Ермолова | страница 67



«Не золота я требую!..»

В ее смертельной тоске ее поражает такое непонимание. Но когда он, продолжая умолять, наконец хватал за руку и заставлял взглянуть на себя со словами: «Ты ль это?» – Мария Николаевна поднимала глаза, растерянно, точно сама себя спрашивая, да она ли это? Она смотрела на него с несказанной мукой. Горенье громадного костра, разжигаемого страстью высокого духа, приходило к концу. Именно этот высокий дух и брал верх. Сафо слушала мольбы Фаона, слезы Мелитты как зачарованная, не в силах уже внутренне протестовать, и, когда он говорил ей, взывая к ее благородству:

«Любовь дай людям, небу поклоненье.
Дай нам, что нам принадлежит: себе
Возьми свое – подумай, Сафо, кто ты…» –

Мария Николаевна поднимала голову и долго смотрела на них. Смотрели и зрители – и видели молодую чету: обыкновенного красивого юношу, которого только воображение Сафо наделило всеми качествами небожителя, обыкновенную хорошенькую девушку, с тонкими по-детски руками, в беспомощных детских слезах, и рядом – ожившую греческую статую, лицо которой выражало нечеловеческое страдание и смятение. И казалось ужасным, что из-за этих ничтожных детей испытывает такие муки великая Сафо.

В последней паузе было все: и прощение, и безнадежность, и прощание со всем, что всколыхнулось в душе… Потом она быстро уходила. Чувствовалось, что ушла она недаром.

Вбегала Эвхарис, и из ее рассказа узнавали, где была Сафо. Она стояла в своей галерее, где висела ее лира, «как статуя сама средь статуй», и кидала вниз, в море, цветы и украшения, словно прощаясь с былой жизнью.

Ермолова выходила преображенная. На ней опять был пурпурный плащ и золотой венок. Лицо ее было озарено неземным выражением.
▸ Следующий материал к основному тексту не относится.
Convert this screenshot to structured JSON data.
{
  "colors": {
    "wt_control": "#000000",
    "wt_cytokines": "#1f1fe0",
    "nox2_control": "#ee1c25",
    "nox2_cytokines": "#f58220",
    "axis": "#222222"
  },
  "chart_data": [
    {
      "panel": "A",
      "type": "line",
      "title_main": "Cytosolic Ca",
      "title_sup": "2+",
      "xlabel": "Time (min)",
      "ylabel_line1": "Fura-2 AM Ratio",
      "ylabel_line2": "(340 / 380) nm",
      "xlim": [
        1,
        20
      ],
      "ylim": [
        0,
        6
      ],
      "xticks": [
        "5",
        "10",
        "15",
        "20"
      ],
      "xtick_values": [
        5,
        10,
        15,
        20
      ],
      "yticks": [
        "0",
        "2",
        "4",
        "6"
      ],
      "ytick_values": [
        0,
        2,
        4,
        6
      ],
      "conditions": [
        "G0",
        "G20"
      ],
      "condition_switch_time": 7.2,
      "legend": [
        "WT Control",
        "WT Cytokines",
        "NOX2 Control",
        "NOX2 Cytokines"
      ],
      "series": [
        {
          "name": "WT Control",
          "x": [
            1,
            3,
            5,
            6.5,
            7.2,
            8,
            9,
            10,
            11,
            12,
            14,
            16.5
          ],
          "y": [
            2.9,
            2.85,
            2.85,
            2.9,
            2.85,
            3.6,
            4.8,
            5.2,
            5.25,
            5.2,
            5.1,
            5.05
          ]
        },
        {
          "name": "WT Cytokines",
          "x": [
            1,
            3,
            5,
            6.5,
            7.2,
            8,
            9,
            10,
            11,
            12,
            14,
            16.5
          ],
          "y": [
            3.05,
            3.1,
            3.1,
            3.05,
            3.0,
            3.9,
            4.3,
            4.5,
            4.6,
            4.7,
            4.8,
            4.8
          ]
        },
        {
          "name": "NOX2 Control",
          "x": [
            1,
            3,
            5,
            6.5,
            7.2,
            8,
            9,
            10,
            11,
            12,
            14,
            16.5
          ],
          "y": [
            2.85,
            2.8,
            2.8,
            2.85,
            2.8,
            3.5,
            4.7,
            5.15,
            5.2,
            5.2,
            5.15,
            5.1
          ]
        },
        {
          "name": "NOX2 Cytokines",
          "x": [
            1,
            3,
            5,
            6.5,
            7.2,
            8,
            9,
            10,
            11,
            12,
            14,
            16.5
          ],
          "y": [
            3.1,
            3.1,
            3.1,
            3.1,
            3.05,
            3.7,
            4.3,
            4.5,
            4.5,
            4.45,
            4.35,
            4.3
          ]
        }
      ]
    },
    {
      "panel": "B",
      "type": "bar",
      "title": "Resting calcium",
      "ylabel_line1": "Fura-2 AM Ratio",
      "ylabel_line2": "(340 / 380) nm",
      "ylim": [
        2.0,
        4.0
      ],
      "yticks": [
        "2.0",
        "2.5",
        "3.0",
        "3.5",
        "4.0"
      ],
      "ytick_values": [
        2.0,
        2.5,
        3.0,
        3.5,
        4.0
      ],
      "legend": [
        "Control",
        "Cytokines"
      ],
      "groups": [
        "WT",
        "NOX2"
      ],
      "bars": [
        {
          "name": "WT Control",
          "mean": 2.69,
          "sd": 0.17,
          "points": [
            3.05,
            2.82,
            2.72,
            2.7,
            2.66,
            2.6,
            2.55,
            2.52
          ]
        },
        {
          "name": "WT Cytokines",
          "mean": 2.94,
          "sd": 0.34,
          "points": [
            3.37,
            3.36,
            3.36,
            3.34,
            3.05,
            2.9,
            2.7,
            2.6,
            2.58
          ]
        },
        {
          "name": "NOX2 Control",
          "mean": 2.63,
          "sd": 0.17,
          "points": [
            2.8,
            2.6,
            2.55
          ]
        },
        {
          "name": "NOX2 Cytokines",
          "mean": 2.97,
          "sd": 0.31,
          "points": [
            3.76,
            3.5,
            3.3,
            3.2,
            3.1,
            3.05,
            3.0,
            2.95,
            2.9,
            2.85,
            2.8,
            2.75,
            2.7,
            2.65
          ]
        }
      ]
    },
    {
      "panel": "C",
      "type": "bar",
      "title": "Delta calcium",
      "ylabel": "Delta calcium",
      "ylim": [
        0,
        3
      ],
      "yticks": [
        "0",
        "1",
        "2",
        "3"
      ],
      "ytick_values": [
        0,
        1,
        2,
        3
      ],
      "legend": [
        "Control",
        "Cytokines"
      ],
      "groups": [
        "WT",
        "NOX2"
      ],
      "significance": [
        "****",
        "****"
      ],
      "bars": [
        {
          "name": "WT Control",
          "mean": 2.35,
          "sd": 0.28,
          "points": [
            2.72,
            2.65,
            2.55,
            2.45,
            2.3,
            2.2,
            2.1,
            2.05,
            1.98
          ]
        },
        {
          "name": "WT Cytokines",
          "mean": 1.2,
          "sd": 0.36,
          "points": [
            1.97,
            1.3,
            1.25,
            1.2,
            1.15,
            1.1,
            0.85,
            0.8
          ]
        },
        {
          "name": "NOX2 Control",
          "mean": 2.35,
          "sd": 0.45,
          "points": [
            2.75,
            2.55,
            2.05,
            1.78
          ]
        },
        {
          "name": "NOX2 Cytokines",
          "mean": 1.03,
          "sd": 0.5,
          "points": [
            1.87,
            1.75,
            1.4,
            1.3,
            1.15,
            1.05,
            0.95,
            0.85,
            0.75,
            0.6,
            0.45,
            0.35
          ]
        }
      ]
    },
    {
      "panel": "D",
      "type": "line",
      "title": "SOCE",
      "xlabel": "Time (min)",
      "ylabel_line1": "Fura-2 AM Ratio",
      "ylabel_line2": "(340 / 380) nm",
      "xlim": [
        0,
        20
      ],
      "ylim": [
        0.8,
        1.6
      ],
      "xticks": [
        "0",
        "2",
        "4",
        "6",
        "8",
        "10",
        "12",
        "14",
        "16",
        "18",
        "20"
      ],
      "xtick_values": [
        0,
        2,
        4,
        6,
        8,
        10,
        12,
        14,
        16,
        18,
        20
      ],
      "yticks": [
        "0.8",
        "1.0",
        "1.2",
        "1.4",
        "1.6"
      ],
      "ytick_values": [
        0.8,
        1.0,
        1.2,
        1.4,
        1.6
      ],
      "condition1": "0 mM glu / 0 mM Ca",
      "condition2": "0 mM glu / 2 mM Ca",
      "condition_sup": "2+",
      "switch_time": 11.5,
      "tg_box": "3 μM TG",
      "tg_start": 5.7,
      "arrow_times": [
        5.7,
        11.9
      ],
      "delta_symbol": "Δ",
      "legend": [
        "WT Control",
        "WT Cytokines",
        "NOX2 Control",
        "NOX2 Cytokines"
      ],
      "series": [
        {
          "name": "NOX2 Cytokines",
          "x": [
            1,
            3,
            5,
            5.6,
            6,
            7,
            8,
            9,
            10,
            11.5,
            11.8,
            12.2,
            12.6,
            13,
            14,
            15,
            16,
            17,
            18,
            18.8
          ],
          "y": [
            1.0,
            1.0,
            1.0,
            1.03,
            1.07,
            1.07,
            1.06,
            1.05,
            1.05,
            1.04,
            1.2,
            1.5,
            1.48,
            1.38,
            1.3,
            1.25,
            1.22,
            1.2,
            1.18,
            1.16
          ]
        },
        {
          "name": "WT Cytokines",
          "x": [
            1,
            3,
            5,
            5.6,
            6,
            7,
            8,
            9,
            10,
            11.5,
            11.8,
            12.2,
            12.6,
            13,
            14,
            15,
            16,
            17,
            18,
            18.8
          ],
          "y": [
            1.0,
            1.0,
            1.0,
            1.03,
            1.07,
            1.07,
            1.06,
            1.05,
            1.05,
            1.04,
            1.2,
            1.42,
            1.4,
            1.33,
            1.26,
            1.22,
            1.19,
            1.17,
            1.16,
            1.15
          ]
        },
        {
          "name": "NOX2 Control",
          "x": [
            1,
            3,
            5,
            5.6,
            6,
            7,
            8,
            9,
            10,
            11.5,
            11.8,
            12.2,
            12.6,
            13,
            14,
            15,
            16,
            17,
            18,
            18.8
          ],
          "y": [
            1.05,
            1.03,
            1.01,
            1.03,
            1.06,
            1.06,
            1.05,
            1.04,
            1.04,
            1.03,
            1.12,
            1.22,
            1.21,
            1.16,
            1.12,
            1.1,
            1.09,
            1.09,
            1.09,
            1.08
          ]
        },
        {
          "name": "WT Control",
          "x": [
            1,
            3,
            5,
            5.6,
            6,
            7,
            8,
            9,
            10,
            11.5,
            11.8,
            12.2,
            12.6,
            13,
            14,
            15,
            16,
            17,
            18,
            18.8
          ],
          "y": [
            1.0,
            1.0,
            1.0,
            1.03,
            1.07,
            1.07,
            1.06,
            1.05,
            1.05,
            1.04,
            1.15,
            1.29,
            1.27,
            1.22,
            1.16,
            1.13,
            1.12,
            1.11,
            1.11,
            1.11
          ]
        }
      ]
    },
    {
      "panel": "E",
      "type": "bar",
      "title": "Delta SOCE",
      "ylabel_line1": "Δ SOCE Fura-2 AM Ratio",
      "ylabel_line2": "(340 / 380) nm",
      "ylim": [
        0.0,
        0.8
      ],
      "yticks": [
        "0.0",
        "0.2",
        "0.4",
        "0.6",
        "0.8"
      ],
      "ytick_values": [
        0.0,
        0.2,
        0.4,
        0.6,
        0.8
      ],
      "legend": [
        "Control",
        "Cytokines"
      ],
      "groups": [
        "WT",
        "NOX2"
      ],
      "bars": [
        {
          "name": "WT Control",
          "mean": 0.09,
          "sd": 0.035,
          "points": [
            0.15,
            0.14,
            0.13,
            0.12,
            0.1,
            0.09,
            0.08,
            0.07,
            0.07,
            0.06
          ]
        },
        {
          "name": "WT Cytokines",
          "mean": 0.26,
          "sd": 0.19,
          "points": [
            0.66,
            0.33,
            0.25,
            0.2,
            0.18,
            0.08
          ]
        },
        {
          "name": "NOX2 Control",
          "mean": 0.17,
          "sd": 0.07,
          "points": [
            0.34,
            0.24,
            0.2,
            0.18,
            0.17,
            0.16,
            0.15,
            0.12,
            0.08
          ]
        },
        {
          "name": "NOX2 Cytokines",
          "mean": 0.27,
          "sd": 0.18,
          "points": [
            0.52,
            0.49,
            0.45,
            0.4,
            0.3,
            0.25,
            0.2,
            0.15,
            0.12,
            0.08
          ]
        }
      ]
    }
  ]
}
Когда Мелитта кидалась к ней с воплем и мольбой опять взять ее и владеть ею, она спокойно и величественно отвечала:

«Ужель ты думаешь, что Сафо так бедна,
Что может в милости твоей нуждаться?..»

В голосе Марии Николаевны уже совершенно отсутствовали женские, трепетные, страстные ноты. Это был тот органный тембр, который в некоторых случаях приобретал голос Ермоловой.

Когда Фаон просил выслушать его, она только величаво-запретительным жестом отстраняла его и на слова: «Меня любила ты…» – отвечала: «Ты говоришь о том, что уж давно прошло…» И чувствовалось, что для Сафо эти прошедшие три часа были вечностью.

«Тебя искала я – но я нашла себя».

Когда же она говорила ему, что теперь вспоминает о нем только как о «спутнике прекрасном», встреченном ею на пути жизни, – голос Марии Николаевны срывался, и в нем звенела нота такой нежности, что Фаон невольно бросался к ней, но она снова отстраняла его. Она просила оставить ее одну у алтаря. Оставшись одна, она вела свою последнюю беседу с «богами». Это лучшее место пьесы.